Marinate the beef and mushrooms:
Put the beef and shiitake mushrooms into a bowl and mix with 1 clove of minced garlic, 1 teaspoon sugar, ¼ teaspoon ground black pepper, 2 teaspoons soy sauce, and 1 teaspoon of toasted sesame oil with a wooden spoon or by hand. Cover and keep it in the fridge.

Make the egg garnish (jidan):
Crack the egg and separate the egg yolk from the egg white. Remove the white stringy stuff (chalaza) from the yolk. Beat in a pinch of salt with a fork.
Add 1 teaspoon of vegetable oil to a heated nonstick pan. Swirl the oil around so it covers the pan, and then wipe off the excess heated oil with a kitchen towel so only a thin layer remains on the pan.
To keep the jidan as yellow as possible, turn off the heat and pour the egg yolk mixture into the pan. Tilt it around so the mixture spreads thinly. Let it cook using the remaining heat in the pan for about 1 minute. Flip it over and let it sit on the pan for 1 more minute.
Let it cool and slice it into thin strips.

Prepare the noodles and vegetables:
Bring a large pot of water to a boil. Add the spinach and blanch for 30 seconds to 1 minute, then take it out with a slotted spoon or strainer. Let the water keep boiling to cook the noodles.

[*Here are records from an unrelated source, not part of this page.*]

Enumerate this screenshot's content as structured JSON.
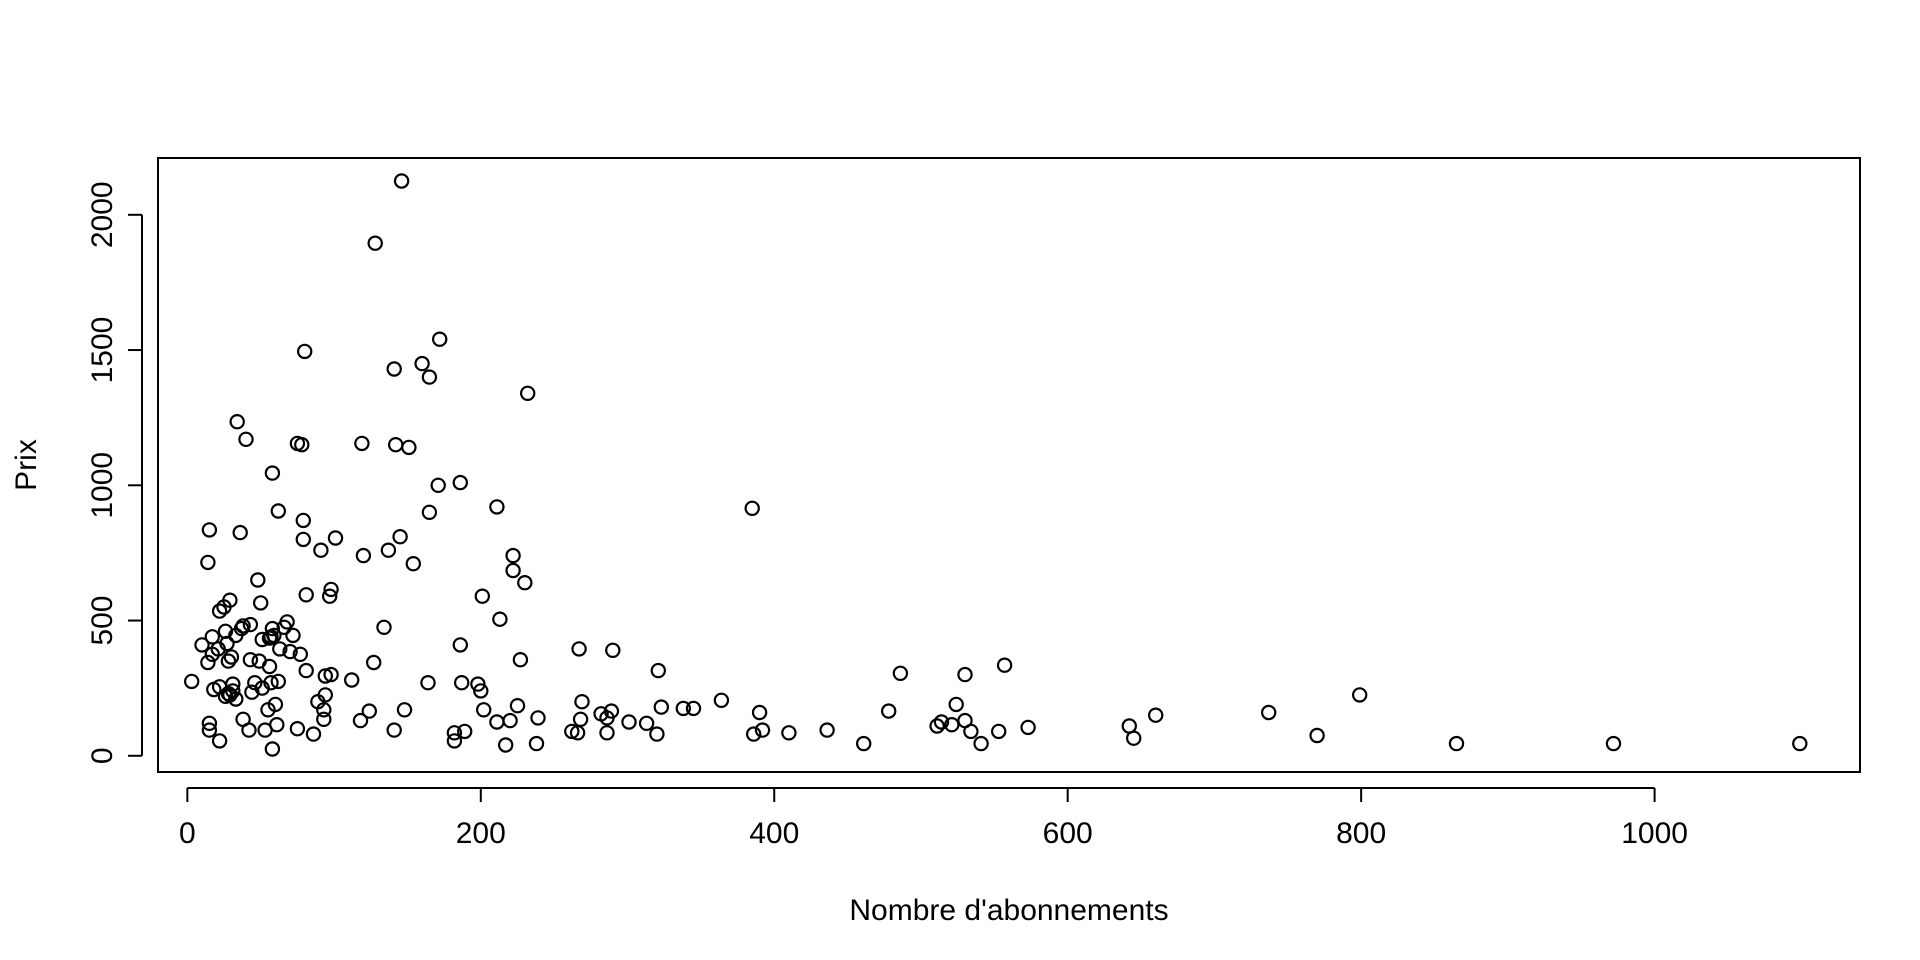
{
  "chart_data": {
    "type": "scatter",
    "title": "",
    "xlabel": "Nombre d'abonnements",
    "ylabel": "Prix",
    "xlim": [
      -20,
      1140
    ],
    "ylim": [
      -60,
      2210
    ],
    "xticks": [
      0,
      200,
      400,
      600,
      800,
      1000
    ],
    "xtick_labels": [
      "0",
      "200",
      "400",
      "600",
      "800",
      "1000"
    ],
    "yticks": [
      0,
      500,
      1000,
      1500,
      2000
    ],
    "ytick_labels": [
      "0",
      "500",
      "1000",
      "1500",
      "2000"
    ],
    "grid": false,
    "legend": "none",
    "marker": "open-circle",
    "points": [
      [
        146,
        2125
      ],
      [
        128,
        1895
      ],
      [
        172,
        1540
      ],
      [
        160,
        1450
      ],
      [
        141,
        1430
      ],
      [
        165,
        1400
      ],
      [
        80,
        1495
      ],
      [
        232,
        1340
      ],
      [
        34,
        1235
      ],
      [
        40,
        1170
      ],
      [
        75,
        1155
      ],
      [
        78,
        1150
      ],
      [
        119,
        1155
      ],
      [
        142,
        1150
      ],
      [
        151,
        1140
      ],
      [
        58,
        1045
      ],
      [
        171,
        1000
      ],
      [
        186,
        1010
      ],
      [
        211,
        920
      ],
      [
        385,
        915
      ],
      [
        62,
        905
      ],
      [
        165,
        900
      ],
      [
        79,
        870
      ],
      [
        15,
        835
      ],
      [
        36,
        825
      ],
      [
        145,
        810
      ],
      [
        101,
        805
      ],
      [
        79,
        800
      ],
      [
        137,
        760
      ],
      [
        91,
        760
      ],
      [
        120,
        740
      ],
      [
        222,
        740
      ],
      [
        14,
        715
      ],
      [
        154,
        710
      ],
      [
        222,
        685
      ],
      [
        230,
        640
      ],
      [
        48,
        650
      ],
      [
        98,
        615
      ],
      [
        97,
        590
      ],
      [
        201,
        590
      ],
      [
        81,
        595
      ],
      [
        50,
        565
      ],
      [
        29,
        575
      ],
      [
        22,
        535
      ],
      [
        25,
        550
      ],
      [
        213,
        505
      ],
      [
        134,
        475
      ],
      [
        68,
        495
      ],
      [
        43,
        485
      ],
      [
        66,
        475
      ],
      [
        58,
        470
      ],
      [
        37,
        470
      ],
      [
        38,
        480
      ],
      [
        26,
        460
      ],
      [
        17,
        440
      ],
      [
        33,
        445
      ],
      [
        57,
        440
      ],
      [
        72,
        445
      ],
      [
        59,
        445
      ],
      [
        51,
        430
      ],
      [
        56,
        435
      ],
      [
        27,
        415
      ],
      [
        10,
        410
      ],
      [
        186,
        410
      ],
      [
        21,
        395
      ],
      [
        267,
        395
      ],
      [
        290,
        390
      ],
      [
        63,
        395
      ],
      [
        70,
        385
      ],
      [
        77,
        375
      ],
      [
        17,
        375
      ],
      [
        30,
        365
      ],
      [
        227,
        355
      ],
      [
        43,
        355
      ],
      [
        49,
        350
      ],
      [
        14,
        345
      ],
      [
        127,
        345
      ],
      [
        28,
        350
      ],
      [
        56,
        330
      ],
      [
        557,
        335
      ],
      [
        321,
        315
      ],
      [
        81,
        315
      ],
      [
        486,
        305
      ],
      [
        530,
        300
      ],
      [
        98,
        300
      ],
      [
        94,
        295
      ],
      [
        3,
        275
      ],
      [
        46,
        270
      ],
      [
        62,
        275
      ],
      [
        112,
        280
      ],
      [
        164,
        270
      ],
      [
        187,
        270
      ],
      [
        198,
        265
      ],
      [
        31,
        265
      ],
      [
        51,
        250
      ],
      [
        57,
        270
      ],
      [
        18,
        245
      ],
      [
        22,
        255
      ],
      [
        44,
        235
      ],
      [
        31,
        240
      ],
      [
        28,
        230
      ],
      [
        29,
        225
      ],
      [
        200,
        240
      ],
      [
        799,
        225
      ],
      [
        94,
        225
      ],
      [
        26,
        220
      ],
      [
        33,
        210
      ],
      [
        364,
        205
      ],
      [
        269,
        200
      ],
      [
        89,
        200
      ],
      [
        524,
        190
      ],
      [
        60,
        190
      ],
      [
        225,
        185
      ],
      [
        323,
        180
      ],
      [
        345,
        175
      ],
      [
        338,
        175
      ],
      [
        148,
        170
      ],
      [
        289,
        165
      ],
      [
        124,
        165
      ],
      [
        202,
        170
      ],
      [
        55,
        170
      ],
      [
        93,
        170
      ],
      [
        390,
        160
      ],
      [
        478,
        165
      ],
      [
        737,
        160
      ],
      [
        282,
        155
      ],
      [
        660,
        150
      ],
      [
        38,
        135
      ],
      [
        93,
        135
      ],
      [
        239,
        140
      ],
      [
        268,
        135
      ],
      [
        286,
        140
      ],
      [
        301,
        125
      ],
      [
        118,
        130
      ],
      [
        220,
        130
      ],
      [
        211,
        125
      ],
      [
        313,
        120
      ],
      [
        514,
        125
      ],
      [
        521,
        115
      ],
      [
        15,
        120
      ],
      [
        61,
        115
      ],
      [
        511,
        110
      ],
      [
        530,
        130
      ],
      [
        573,
        105
      ],
      [
        642,
        110
      ],
      [
        392,
        95
      ],
      [
        436,
        95
      ],
      [
        410,
        85
      ],
      [
        42,
        95
      ],
      [
        53,
        95
      ],
      [
        75,
        100
      ],
      [
        15,
        95
      ],
      [
        141,
        95
      ],
      [
        262,
        90
      ],
      [
        266,
        85
      ],
      [
        286,
        85
      ],
      [
        182,
        85
      ],
      [
        189,
        90
      ],
      [
        86,
        80
      ],
      [
        320,
        80
      ],
      [
        386,
        80
      ],
      [
        534,
        90
      ],
      [
        553,
        90
      ],
      [
        770,
        75
      ],
      [
        645,
        65
      ],
      [
        22,
        55
      ],
      [
        182,
        55
      ],
      [
        217,
        40
      ],
      [
        238,
        45
      ],
      [
        461,
        45
      ],
      [
        541,
        45
      ],
      [
        865,
        45
      ],
      [
        972,
        45
      ],
      [
        1099,
        45
      ],
      [
        58,
        25
      ]
    ]
  }
}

Rinse the spinach in cold water to stop it from cooking. Squeeze it with your hands to remove any excess water. Cut it a few times and put it into a bowl. Mix with 1 teaspoon soy sauce and 1 teaspoon toasted sesame oil. Put it into a large mixing bowl.

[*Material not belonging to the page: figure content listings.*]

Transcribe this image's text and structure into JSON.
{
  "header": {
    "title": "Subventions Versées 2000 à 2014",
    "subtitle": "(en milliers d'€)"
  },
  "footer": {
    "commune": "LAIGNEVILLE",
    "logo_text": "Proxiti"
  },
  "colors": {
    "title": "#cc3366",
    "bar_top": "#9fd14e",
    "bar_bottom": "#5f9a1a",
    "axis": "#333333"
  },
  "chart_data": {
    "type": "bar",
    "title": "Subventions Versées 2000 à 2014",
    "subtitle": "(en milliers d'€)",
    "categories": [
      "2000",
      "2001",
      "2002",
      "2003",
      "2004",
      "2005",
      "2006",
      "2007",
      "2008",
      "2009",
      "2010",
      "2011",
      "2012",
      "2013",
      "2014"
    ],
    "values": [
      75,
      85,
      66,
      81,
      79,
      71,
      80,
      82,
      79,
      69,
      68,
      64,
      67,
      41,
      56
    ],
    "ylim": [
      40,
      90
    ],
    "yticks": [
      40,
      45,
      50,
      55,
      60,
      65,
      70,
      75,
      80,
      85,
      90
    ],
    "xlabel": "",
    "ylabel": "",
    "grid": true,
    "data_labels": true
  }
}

Put the noodles into the boiling water, cover and cook for 1 minute. Stir them with a wooden spoon so they don’t stick together. Cover and keep cooking for another 7 minutes until the noodles are soft and chewy.
Strain and cut them a few times with kitchen scissors. Put the noodles into the large bowl next to the spinach. Add 2 teaspoons toasted sesame oil, 1 teaspoon soy sauce, and 1 teaspoon sugar. Mix well by hand or a wooden spoon. This process will season the noodles and also keep the noodles from sticking to each other.

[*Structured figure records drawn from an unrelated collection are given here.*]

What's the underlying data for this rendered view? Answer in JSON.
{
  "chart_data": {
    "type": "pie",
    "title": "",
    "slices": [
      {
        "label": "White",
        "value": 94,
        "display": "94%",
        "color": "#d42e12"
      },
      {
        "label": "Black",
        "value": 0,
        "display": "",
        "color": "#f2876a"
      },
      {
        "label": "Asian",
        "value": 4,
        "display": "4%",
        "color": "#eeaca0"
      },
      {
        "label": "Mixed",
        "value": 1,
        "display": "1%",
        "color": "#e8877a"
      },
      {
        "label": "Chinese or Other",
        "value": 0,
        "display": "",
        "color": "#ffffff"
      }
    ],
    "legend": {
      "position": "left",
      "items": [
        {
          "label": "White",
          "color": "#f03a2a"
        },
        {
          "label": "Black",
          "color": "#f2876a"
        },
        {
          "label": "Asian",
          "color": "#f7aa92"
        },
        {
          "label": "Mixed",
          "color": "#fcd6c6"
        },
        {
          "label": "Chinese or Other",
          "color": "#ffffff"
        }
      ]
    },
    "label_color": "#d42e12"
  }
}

Heat up a skillet over medium high heat. Add 2 teaspoons vegetable oil with the onion, the green onion, and a pinch of salt. Stir-fry about 2 minutes until the onion looks a little translucent. Transfer to the noodle bowl.
Heat up the skillet again and add 2 teaspoons vegetable oil. Add the white mushrooms and a pinch of salt. Stir-fry for 2 minutes until softened and a little juicy. Transfer to the noodle bowl.
Heat up the skillet and add 1 teaspoon vegetable oil. Add the carrot and stir-fry for 20 seconds. Add the red bell pepper strips and stir-fry another 20 seconds. Transfer to the noodle bowl.
Heat up the skillet and add 2 teaspoons vegetable oil. Add the beef and mushroom mixture and stir fry for a few minutes until the beef is no longer pink and the mushrooms are softened and shiny. Transfer to the noodle bowl.

Mix and serve:
Add 1 minced garlic clove, 1 tablespoon soy sauce, 1 tablespoon sugar, ½ teaspoon ground black pepper, and 2 teaspoons of toasted sesame oil to the mixing bowl full of ingredients. Mix all together by hand.
Add the egg garnish and 1 tablespoon sesame seeds. Mix it and transfer it to a large plate and serve.